Backups + restore Standard pg_dump works. AGE-managed tables come along for the ride. No extra backup concerns.
Schema migrations Rails schema.rb won't fully capture AGE labels and indexes; need a parallel migration tracker or carefully-written migration files that run AGE setup commands.

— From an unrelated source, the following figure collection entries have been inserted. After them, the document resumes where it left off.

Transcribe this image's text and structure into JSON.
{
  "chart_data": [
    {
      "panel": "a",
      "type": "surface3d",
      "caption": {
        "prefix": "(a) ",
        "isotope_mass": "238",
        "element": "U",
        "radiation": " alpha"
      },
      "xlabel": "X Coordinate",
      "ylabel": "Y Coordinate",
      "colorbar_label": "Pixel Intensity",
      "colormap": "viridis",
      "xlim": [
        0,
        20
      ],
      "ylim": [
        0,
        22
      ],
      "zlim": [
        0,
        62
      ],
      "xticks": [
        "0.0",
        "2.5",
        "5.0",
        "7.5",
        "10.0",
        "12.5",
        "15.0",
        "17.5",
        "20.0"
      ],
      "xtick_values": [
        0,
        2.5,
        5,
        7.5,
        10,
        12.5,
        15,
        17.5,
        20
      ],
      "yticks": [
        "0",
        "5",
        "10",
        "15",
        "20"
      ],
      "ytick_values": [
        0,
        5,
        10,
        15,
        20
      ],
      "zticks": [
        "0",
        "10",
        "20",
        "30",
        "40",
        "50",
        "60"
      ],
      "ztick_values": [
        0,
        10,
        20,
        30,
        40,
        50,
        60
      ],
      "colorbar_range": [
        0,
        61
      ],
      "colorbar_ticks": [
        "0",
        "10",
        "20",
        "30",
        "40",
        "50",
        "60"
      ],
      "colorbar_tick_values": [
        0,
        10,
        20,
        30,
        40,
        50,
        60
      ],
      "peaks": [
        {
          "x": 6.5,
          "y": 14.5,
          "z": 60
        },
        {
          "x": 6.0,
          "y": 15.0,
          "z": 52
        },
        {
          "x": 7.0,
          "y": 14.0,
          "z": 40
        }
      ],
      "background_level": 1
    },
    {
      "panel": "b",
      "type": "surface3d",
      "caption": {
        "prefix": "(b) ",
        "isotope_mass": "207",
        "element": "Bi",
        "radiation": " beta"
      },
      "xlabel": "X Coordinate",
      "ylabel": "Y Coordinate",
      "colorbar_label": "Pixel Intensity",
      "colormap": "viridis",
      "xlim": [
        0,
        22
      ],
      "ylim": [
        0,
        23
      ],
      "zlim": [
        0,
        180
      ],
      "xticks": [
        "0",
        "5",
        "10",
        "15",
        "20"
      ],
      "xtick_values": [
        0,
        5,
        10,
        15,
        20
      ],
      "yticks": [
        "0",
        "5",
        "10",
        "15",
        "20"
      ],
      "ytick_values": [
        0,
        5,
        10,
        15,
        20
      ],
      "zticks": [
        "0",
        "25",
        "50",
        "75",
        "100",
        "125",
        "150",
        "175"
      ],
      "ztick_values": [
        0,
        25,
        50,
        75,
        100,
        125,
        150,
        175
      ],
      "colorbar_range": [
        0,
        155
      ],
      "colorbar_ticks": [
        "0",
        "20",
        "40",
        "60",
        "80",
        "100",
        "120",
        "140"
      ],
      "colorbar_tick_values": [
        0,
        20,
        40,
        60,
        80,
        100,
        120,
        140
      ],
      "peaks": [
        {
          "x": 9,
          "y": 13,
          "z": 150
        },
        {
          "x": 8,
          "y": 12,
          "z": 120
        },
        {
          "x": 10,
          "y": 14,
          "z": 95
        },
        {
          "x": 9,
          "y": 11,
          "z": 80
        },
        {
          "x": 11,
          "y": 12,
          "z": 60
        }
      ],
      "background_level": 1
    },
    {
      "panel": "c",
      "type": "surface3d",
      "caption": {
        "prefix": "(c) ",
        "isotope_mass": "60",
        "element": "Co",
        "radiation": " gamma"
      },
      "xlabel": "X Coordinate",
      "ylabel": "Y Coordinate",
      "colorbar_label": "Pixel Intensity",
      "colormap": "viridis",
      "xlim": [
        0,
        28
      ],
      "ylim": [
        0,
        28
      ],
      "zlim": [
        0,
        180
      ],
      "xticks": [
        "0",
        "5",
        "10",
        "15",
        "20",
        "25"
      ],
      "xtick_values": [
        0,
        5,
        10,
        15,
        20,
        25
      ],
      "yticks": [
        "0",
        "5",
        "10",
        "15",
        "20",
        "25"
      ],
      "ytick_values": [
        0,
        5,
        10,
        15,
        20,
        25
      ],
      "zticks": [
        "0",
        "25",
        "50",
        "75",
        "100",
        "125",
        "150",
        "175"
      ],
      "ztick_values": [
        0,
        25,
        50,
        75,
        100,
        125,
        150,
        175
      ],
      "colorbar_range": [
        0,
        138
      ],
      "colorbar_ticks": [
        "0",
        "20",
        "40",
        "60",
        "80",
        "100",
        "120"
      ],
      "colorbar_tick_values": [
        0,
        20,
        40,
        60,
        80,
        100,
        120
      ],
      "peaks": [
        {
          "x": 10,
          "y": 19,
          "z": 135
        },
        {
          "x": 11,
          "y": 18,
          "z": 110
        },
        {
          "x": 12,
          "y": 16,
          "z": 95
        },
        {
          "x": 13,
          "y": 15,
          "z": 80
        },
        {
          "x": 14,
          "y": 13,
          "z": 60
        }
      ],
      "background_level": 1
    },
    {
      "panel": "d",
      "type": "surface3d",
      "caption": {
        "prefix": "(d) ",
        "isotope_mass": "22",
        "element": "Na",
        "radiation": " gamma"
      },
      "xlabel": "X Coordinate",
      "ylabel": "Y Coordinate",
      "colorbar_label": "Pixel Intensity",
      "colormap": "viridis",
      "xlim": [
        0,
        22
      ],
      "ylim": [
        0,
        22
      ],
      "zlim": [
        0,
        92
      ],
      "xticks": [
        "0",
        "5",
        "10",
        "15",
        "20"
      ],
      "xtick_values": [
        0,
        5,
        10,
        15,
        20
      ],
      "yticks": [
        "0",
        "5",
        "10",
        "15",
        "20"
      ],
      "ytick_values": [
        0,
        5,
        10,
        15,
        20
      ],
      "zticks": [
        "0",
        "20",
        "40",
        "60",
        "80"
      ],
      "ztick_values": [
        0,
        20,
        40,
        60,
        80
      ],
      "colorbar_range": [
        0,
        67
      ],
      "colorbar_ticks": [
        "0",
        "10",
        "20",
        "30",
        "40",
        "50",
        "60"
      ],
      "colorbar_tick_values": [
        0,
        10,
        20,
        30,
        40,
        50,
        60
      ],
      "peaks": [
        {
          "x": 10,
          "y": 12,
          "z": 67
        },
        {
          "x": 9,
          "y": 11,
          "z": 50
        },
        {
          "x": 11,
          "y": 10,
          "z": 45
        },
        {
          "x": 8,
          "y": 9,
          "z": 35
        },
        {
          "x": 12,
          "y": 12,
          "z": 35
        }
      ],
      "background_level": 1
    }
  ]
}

8.1 Hosting compatibility deserves its own paragraph

This is the most likely deal-breaker. Confirm with the team's infra owner that current Postgres hosting supports AGE before any further investment in this variant. If hosting requires migration, the effort estimate doubles and the operational complexity argument starts to look more like the Neo4j variant — at which point Neo4j may be the cleaner choice anyway.

10. Mini-ADR

ADR-AGE Adopt Apache AGE for graph traversal queries Hypothetical
Context
008 needs to support 3-hop intro-path traversal and weighted shortest-path. Recursive CTEs in vanilla Postgres degrade past depth 3. Adopting a separate graph database (Neo4j) adds significant operational overhead. AGE offers a middle path: graph capability inside the existing Postgres instance.
Decision
Install Apache AGE as a Postgres extension. Use Cypher (via cypher()) for traversal queries at depth ≥ 3 and for shortest-path. Keep Postgres tables for per-pair caches (Layer 2) and rollups (Layer 4). Compute coemployment edges at query time via Cypher pattern matching; materialize as :COWORKER_OF edges only if read latency demands.
Consequences
  • + 3-hop drill-in becomes idiomatic; ~60% faster than recursive CTE.
  • + Native shortestPath() for path-finding features.
  • + No new database; same backups, same connection pool.
  • − Hosting must support AGE (RDS doesn't; Aurora with custom config does).
  • − Sparse Rails ecosystem; raw SQL with cypher() wrappers.
  • − Storage 2–3× larger for graph-stored edges (jsonb properties + graph metadata).
  • − 1-hop and 2-hop queries should stay in vanilla Postgres (Cypher adds noise without value at low depth).
Reversibility
Medium. Migration back to vanilla Postgres tables requires re-materializing coemployment edges and rewriting Cypher queries as recursive CTEs. ~2 weeks of work. The graph schema is well-defined and lossless to extract.
Trigger to revisit
If 4-hop or shortest-path-with-weights becomes the dominant query pattern; if AGE performance falls below Neo4j by >3× at depth 3+; if a hosting decision forces a Postgres migration that opens the door to a different stack.
Adopt only if
(a) Postgres hosting supports AGE, (b) 3-hop or shortest-path is a confirmed product requirement, (c) team has appetite to maintain a small ecosystem-maturity risk in exchange for staying single-DB.